Both technical and business employees use the glossary when working with a date. Here are the main benefits that it can bring to the company:

1. Improves Communication Between IT and Business
A business glossary provides a list of terms that are important to a specific business. A business glossary will prove especially beneficial when dealing with communication between IT personnel and customer service or between engineers and a sales manager. A glossary will help ensure all team members are on the same page without employees having to repeatedly explain terms to one another and draw out different versions of a definition
2. Promotes Understanding
Terms are sometimes used interchangeably or differently from one business to the next, such as with the example of “customer” and “client.” Varied terms and usages will be identified in a business glossary and will essentially help to improve understanding within a business
Adding core concepts like the sale region time period will lead to a common understanding of requirements and more useful and agile reporting.

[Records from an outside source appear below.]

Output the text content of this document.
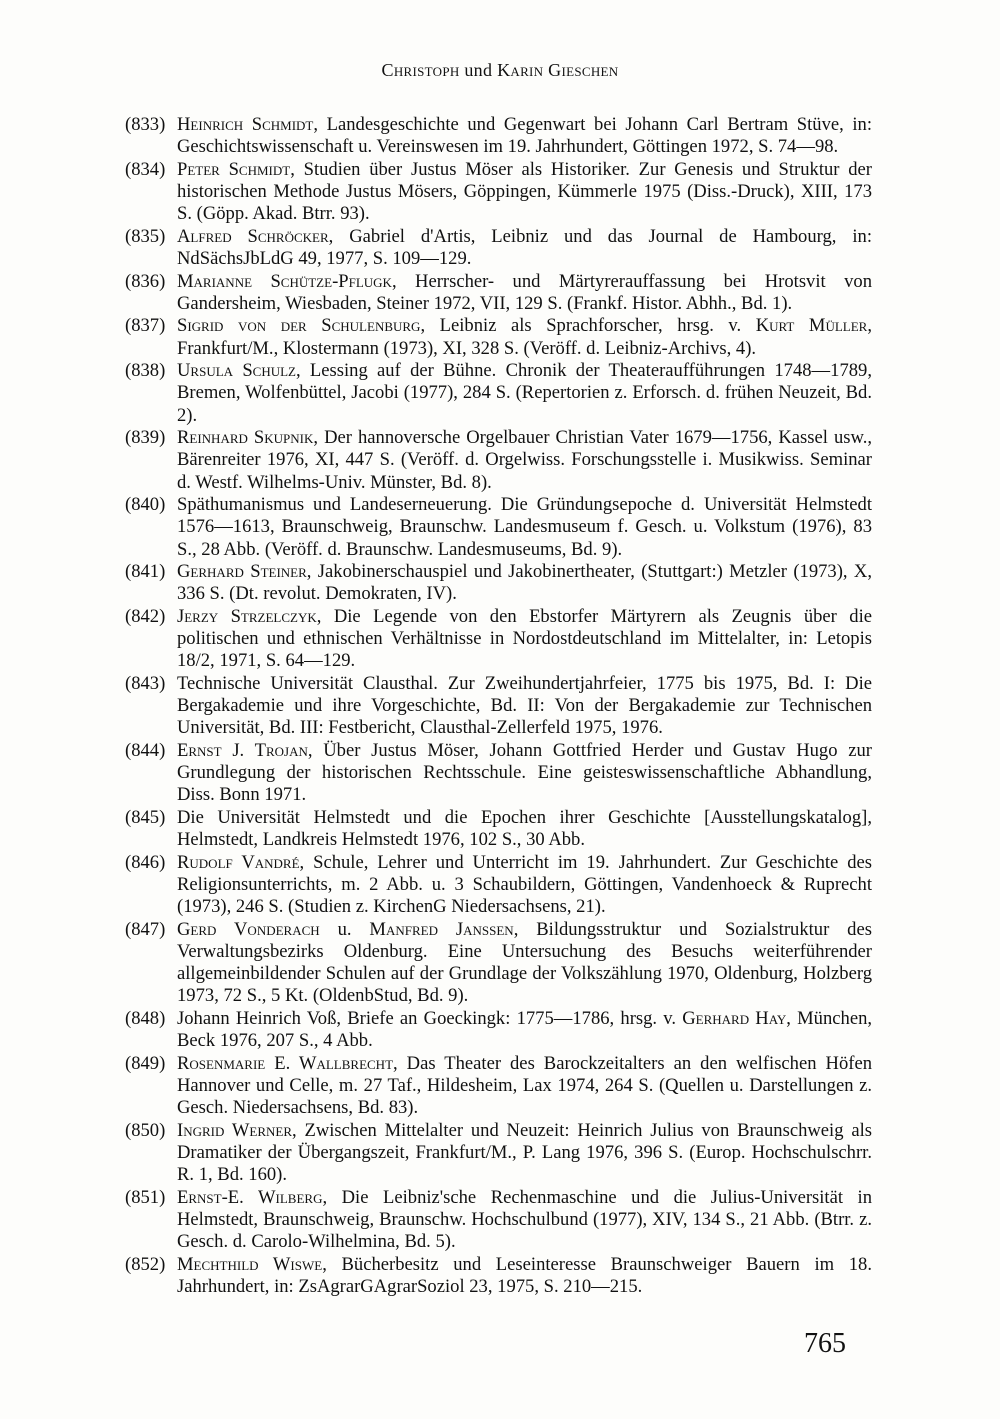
Christoph und Karin Gieschen
(833) Heinrich Schmidt, Landesgeschichte und Gegenwart bei Johann Carl Bertram Stüve, in: Geschichtswissenschaft u. Vereinswesen im 19. Jahrhundert, Göttingen 1972, S. 74—98.
(834) Peter Schmidt, Studien über Justus Möser als Historiker. Zur Genesis und Struktur der historischen Methode Justus Mösers, Göppingen, Kümmerle 1975 (Diss.-Druck), XIII, 173 S. (Göpp. Akad. Btrr. 93).
(835) Alfred Schröcker, Gabriel d'Artis, Leibniz und das Journal de Hambourg, in: NdSächsJbLdG 49, 1977, S. 109—129.
(836) Marianne Schütze-Pflugk, Herrscher- und Märtyrerauffassung bei Hrotsvit von Gandersheim, Wiesbaden, Steiner 1972, VII, 129 S. (Frankf. Histor. Abhh., Bd. 1).
(837) Sigrid von der Schulenburg, Leibniz als Sprachforscher, hrsg. v. Kurt Müller, Frankfurt/M., Klostermann (1973), XI, 328 S. (Veröff. d. Leibniz-Archivs, 4).
(838) Ursula Schulz, Lessing auf der Bühne. Chronik der Theateraufführungen 1748—1789, Bremen, Wolfenbüttel, Jacobi (1977), 284 S. (Repertorien z. Erforsch. d. frühen Neuzeit, Bd. 2).
(839) Reinhard Skupnik, Der hannoversche Orgelbauer Christian Vater 1679—1756, Kassel usw., Bärenreiter 1976, XI, 447 S. (Veröff. d. Orgelwiss. Forschungsstelle i. Musikwiss. Seminar d. Westf. Wilhelms-Univ. Münster, Bd. 8).
(840) Späthumanismus und Landeserneuerung. Die Gründungsepoche d. Universität Helmstedt 1576—1613, Braunschweig, Braunschw. Landesmuseum f. Gesch. u. Volkstum (1976), 83 S., 28 Abb. (Veröff. d. Braunschw. Landesmuseums, Bd. 9).
(841) Gerhard Steiner, Jakobinerschauspiel und Jakobinertheater, (Stuttgart:) Metzler (1973), X, 336 S. (Dt. revolut. Demokraten, IV).
(842) Jerzy Strzelczyk, Die Legende von den Ebstorfer Märtyrern als Zeugnis über die politischen und ethnischen Verhältnisse in Nordostdeutschland im Mittelalter, in: Letopis 18/2, 1971, S. 64—129.
(843) Technische Universität Clausthal. Zur Zweihundertjahrfeier, 1775 bis 1975, Bd. I: Die Bergakademie und ihre Vorgeschichte, Bd. II: Von der Bergakademie zur Technischen Universität, Bd. III: Festbericht, Clausthal-Zellerfeld 1975, 1976.
(844) Ernst J. Trojan, Über Justus Möser, Johann Gottfried Herder und Gustav Hugo zur Grundlegung der historischen Rechtsschule. Eine geisteswissenschaftliche Abhandlung, Diss. Bonn 1971.
(845) Die Universität Helmstedt und die Epochen ihrer Geschichte [Ausstellungskatalog], Helmstedt, Landkreis Helmstedt 1976, 102 S., 30 Abb.
(846) Rudolf Vandré, Schule, Lehrer und Unterricht im 19. Jahrhundert. Zur Geschichte des Religionsunterrichts, m. 2 Abb. u. 3 Schaubildern, Göttingen, Vandenhoeck & Ruprecht (1973), 246 S. (Studien z. KirchenG Niedersachsens, 21).
(847) Gerd Vonderach u. Manfred Janssen, Bildungsstruktur und Sozialstruktur des Verwaltungsbezirks Oldenburg. Eine Untersuchung des Besuchs weiterführender allgemeinbildender Schulen auf der Grundlage der Volkszählung 1970, Oldenburg, Holzberg 1973, 72 S., 5 Kt. (OldenbStud, Bd. 9).
(848) Johann Heinrich Voß, Briefe an Goeckingk: 1775—1786, hrsg. v. Gerhard Hay, München, Beck 1976, 207 S., 4 Abb.
(849) Rosenmarie E. Wallbrecht, Das Theater des Barockzeitalters an den welfischen Höfen Hannover und Celle, m. 27 Taf., Hildesheim, Lax 1974, 264 S. (Quellen u. Darstellungen z. Gesch. Niedersachsens, Bd. 83).
(850) Ingrid Werner, Zwischen Mittelalter und Neuzeit: Heinrich Julius von Braunschweig als Dramatiker der Übergangszeit, Frankfurt/M., P. Lang 1976, 396 S. (Europ. Hochschulschrr. R. 1, Bd. 160).
(851) Ernst-E. Wilberg, Die Leibniz'sche Rechenmaschine und die Julius-Universität in Helmstedt, Braunschweig, Braunschw. Hochschulbund (1977), XIV, 134 S., 21 Abb. (Btrr. z. Gesch. d. Carolo-Wilhelmina, Bd. 5).
(852) Mechthild Wiswe, Bücherbesitz und Leseinteresse Braunschweiger Bauern im 18. Jahrhundert, in: ZsAgrarGAgrarSoziol 23, 1975, S. 210—215.
765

3. Establish Ownerships and Stewardships
To be practical glossary need to be continuously updated with new content that is reviewed and approved.
As terms, their definitions, and associated attributes are being added to the Business Glossary, there is a need for the sign-off process. Someone needs to verify the legitimacy of the terms and their meanings, but also approve them. That someone is your Data Steward.
4. Increases Efficiency
The best way to build up in this area is to connect the business glossary with a data dictionary as a piece of your metadata management. Once done you'll have Data Catalog in place that will answer the important question " What data do we have and where to find it" it will make data engineers' life so much easier
Should be implemented as part of the policies and procedures, it prevents the silo effect and creates an effective form of collective workflow.

5. Elevates Trust
If all users relate to the same definitions company will achieve more trust with data resources. The end user can trust their request are understood and when users trust data they data its easier to make decisions with confidence.

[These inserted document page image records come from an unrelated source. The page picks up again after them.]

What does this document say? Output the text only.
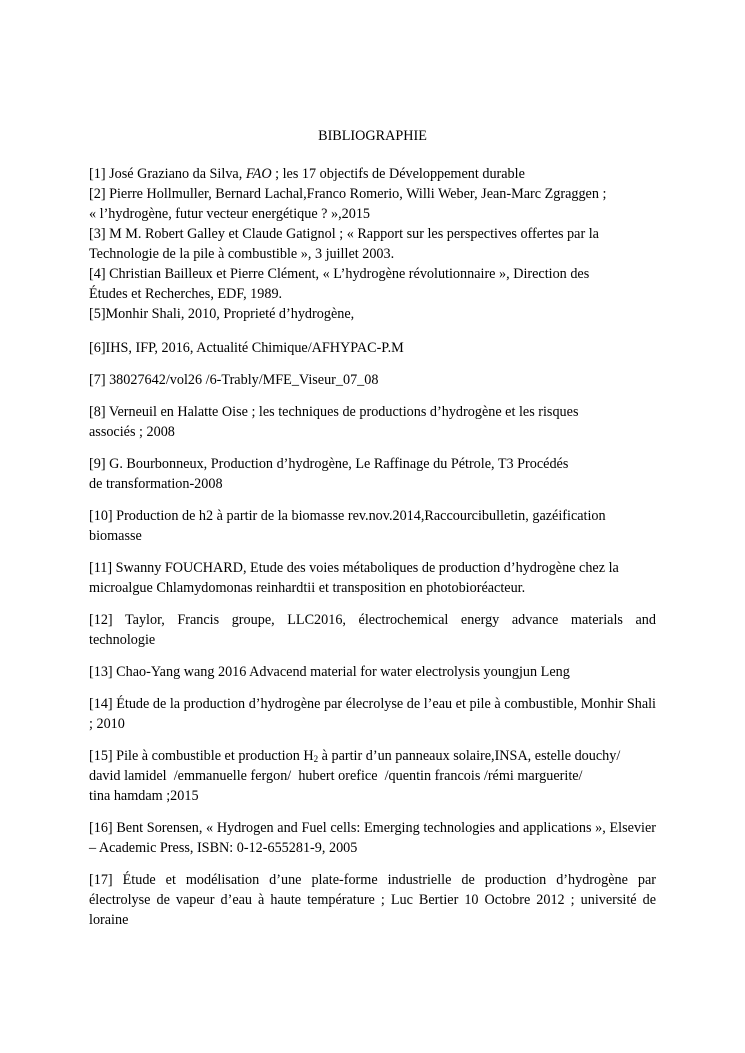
BIBLIOGRAPHIE

[1] José Graziano da Silva, FAO ; les 17 objectifs de Développement durable

[2] Pierre Hollmuller, Bernard Lachal,Franco Romerio, Willi Weber, Jean-Marc Zgraggen ;
« l’hydrogène, futur vecteur energétique ? »,2015

[3] M M. Robert Galley et Claude Gatignol ; « Rapport sur les perspectives offertes par la
Technologie de la pile à combustible », 3 juillet 2003.

[4] Christian Bailleux et Pierre Clément, « L’hydrogène révolutionnaire », Direction des
Études et Recherches, EDF, 1989.

[5]Monhir Shali, 2010, Proprieté d’hydrogène,

[6]IHS, IFP, 2016, Actualité Chimique/AFHYPAC-P.M

[7] 38027642/vol26 /6-Trably/MFE_Viseur_07_08

[8] Verneuil en Halatte Oise ; les techniques de productions d’hydrogène et les risques
associés ; 2008

[9] G. Bourbonneux, Production d’hydrogène, Le Raffinage du Pétrole, T3 Procédés
de transformation-2008

[10] Production de h2 à partir de la biomasse rev.nov.2014,Raccourcibulletin, gazéification
biomasse

[11] Swanny FOUCHARD, Etude des voies métaboliques de production d’hydrogène chez la
microalgue Chlamydomonas reinhardtii et transposition en photobioréacteur.

[12] Taylor, Francis groupe, LLC2016, électrochemical energy advance materials and technologie

[13] Chao-Yang wang 2016 Advacend material for water electrolysis youngjun Leng

[14] Étude de la production d’hydrogène par élecrolyse de l’eau et pile à combustible, Monhir Shali ; 2010

[15] Pile à combustible et production $H_2$ à partir d’un panneaux solaire,INSA, estelle douchy/
david lamidel  /emmanuelle fergon/  hubert orefice  /quentin francois /rémi marguerite/
tina hamdam ;2015

[16] Bent Sorensen, « Hydrogen and Fuel cells: Emerging technologies and applications », Elsevier – Academic Press, ISBN: 0-12-655281-9, 2005

[17] Étude et modélisation d’une plate-forme industrielle de production d’hydrogène par électrolyse de vapeur d’eau à haute température ; Luc Bertier 10 Octobre 2012 ; université de loraine
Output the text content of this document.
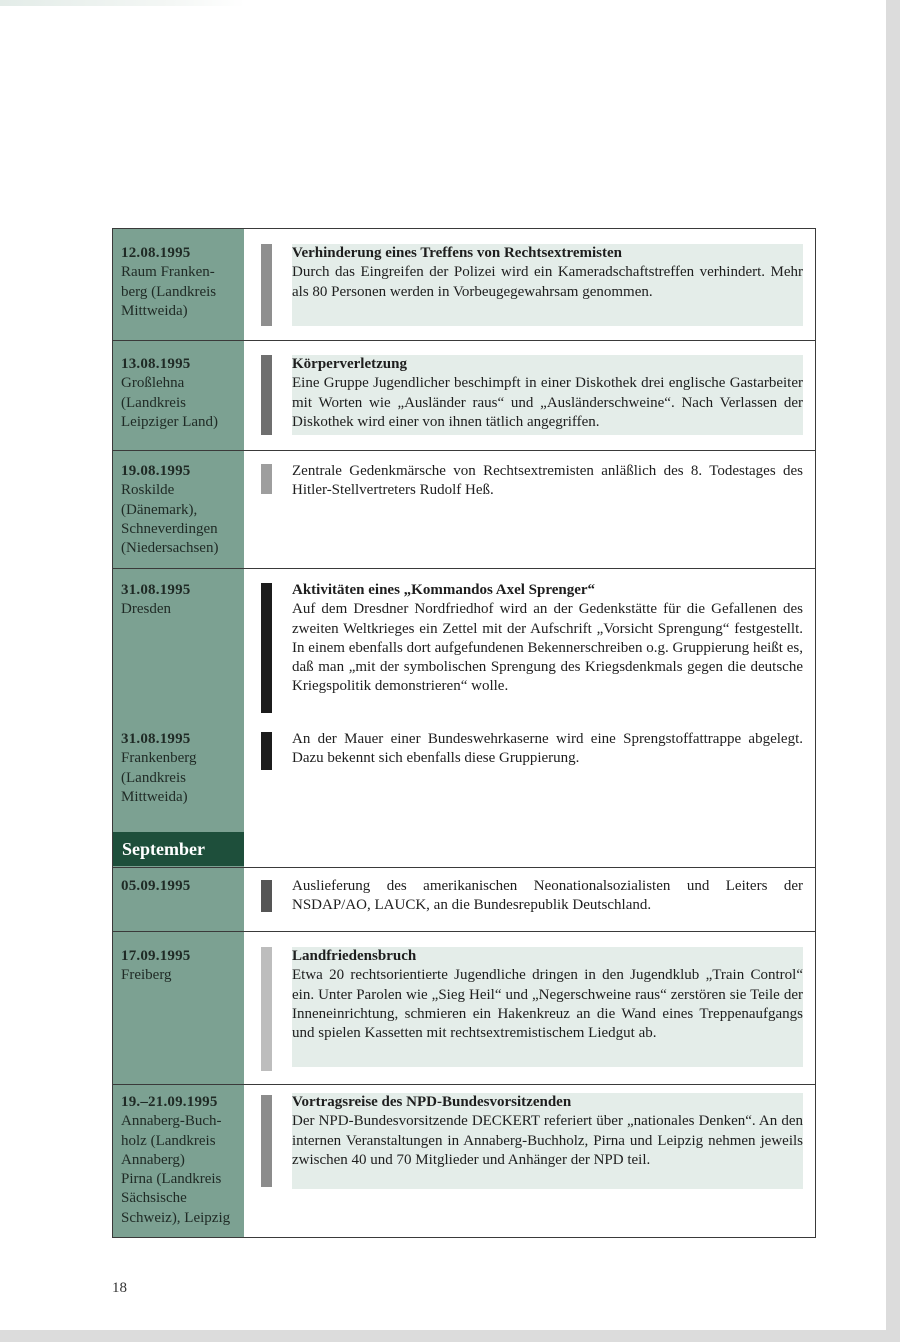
12.08.1995
Raum Franken-
berg (Landkreis
Mittweida)
Verhinderung eines Treffens von Rechtsextremisten
Durch das Eingreifen der Polizei wird ein Kameradschaftstreffen verhindert. Mehr als 80 Personen werden in Vorbeugegewahrsam genommen.
13.08.1995
Großlehna
(Landkreis
Leipziger Land)
Körperverletzung
Eine Gruppe Jugendlicher beschimpft in einer Diskothek drei englische Gastarbeiter mit Worten wie „Ausländer raus“ und „Ausländerschweine“. Nach Verlassen der Diskothek wird einer von ihnen tätlich angegriffen.
19.08.1995
Roskilde
(Dänemark),
Schneverdingen
(Niedersachsen)
Zentrale Gedenkmärsche von Rechtsextremisten anläßlich des 8. Todestages des Hitler-Stellvertreters Rudolf Heß.
31.08.1995
Dresden
Aktivitäten eines „Kommandos Axel Sprenger“
Auf dem Dresdner Nordfriedhof wird an der Gedenkstätte für die Gefallenen des zweiten Weltkrieges ein Zettel mit der Aufschrift „Vorsicht Sprengung“ festgestellt. In einem ebenfalls dort aufgefundenen Bekennerschreiben o.g. Gruppierung heißt es, daß man „mit der symbolischen Sprengung des Kriegsdenkmals gegen die deutsche Kriegspolitik demonstrieren“ wolle.
31.08.1995
Frankenberg
(Landkreis
Mittweida)
An der Mauer einer Bundeswehrkaserne wird eine Sprengstoffattrappe abgelegt. Dazu bekennt sich ebenfalls diese Gruppierung.
September
05.09.1995	Auslieferung des amerikanischen Neonationalsozialisten und Leiters der NSDAP/AO, LAUCK, an die Bundesrepublik Deutschland.
17.09.1995
Freiberg
Landfriedensbruch
Etwa 20 rechtsorientierte Jugendliche dringen in den Jugendklub „Train Control“ ein. Unter Parolen wie „Sieg Heil“ und „Negerschweine raus“ zerstören sie Teile der Inneneinrichtung, schmieren ein Hakenkreuz an die Wand eines Treppenaufgangs und spielen Kassetten mit rechtsextremistischem Liedgut ab.
19.–21.09.1995
Annaberg-Buch-
holz (Landkreis
Annaberg)
Pirna (Landkreis
Sächsische
Schweiz), Leipzig
Vortragsreise des NPD-Bundesvorsitzenden
Der NPD-Bundesvorsitzende DECKERT referiert über „nationales Denken“. An den internen Veranstaltungen in Annaberg-Buchholz, Pirna und Leipzig nehmen jeweils zwischen 40 und 70 Mitglieder und Anhänger der NPD teil.
18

6 Reduces complexity and confusion
A glossary makes your life easier. Whenever do you see a report with metrics like the Number of Clients per region? Tried to find out if we are talking about the signed clients or potential leads also. How are regions defined?
That's just one example.

When terms are standardized, the inconsistencies diminish and everyone can access and use data more efficiently.
7. Prepare to quickly evolve our products, services, and data to take advantage of business opportunities.
This strongly affects the business capabilities of the organization, especially when working in a dynamic startup environment. You can address new opportunities much faster and gain a market advantage above your competitors by finding the right niche. Data is an asset so treat it as one.
A good data glossary can pave the way for a successful data governance initiative in your organization. Standardizing data terms and definitions help improve the quality of both data assets and the organization’s data knowledge. At some level, it can even help an organization maintain access policies using glossary terms.
A well-maintained data glossary can become a single source of truth and thus increase overall enterprise data trust.
For example, this can be achieved by assigning a level of security to specific business terms, then defining data governance policies based on these security levels. A data glossary can also include data quality rules and flagging data quality issues to data users. For this reason, it is a key deliverable in a data governance initiative.
What You should avoid
Don’t attempt to create more than one business glossary for an organization. The point of a business glossary is to have a single point of reference for data terms throughout the company.
Don’t use project-specific terms in the business glossary as this limits its usefulness for the organization. These items may be more appropriate for a data dictionary associated with the specific project.
Make sure the business glossary does not become a static artifact. It needs to be a living document that reflects changes in the language and terms used for enterprise data resources. A process should enable, the glossary to be updated regularly to maintain its relevance to the company.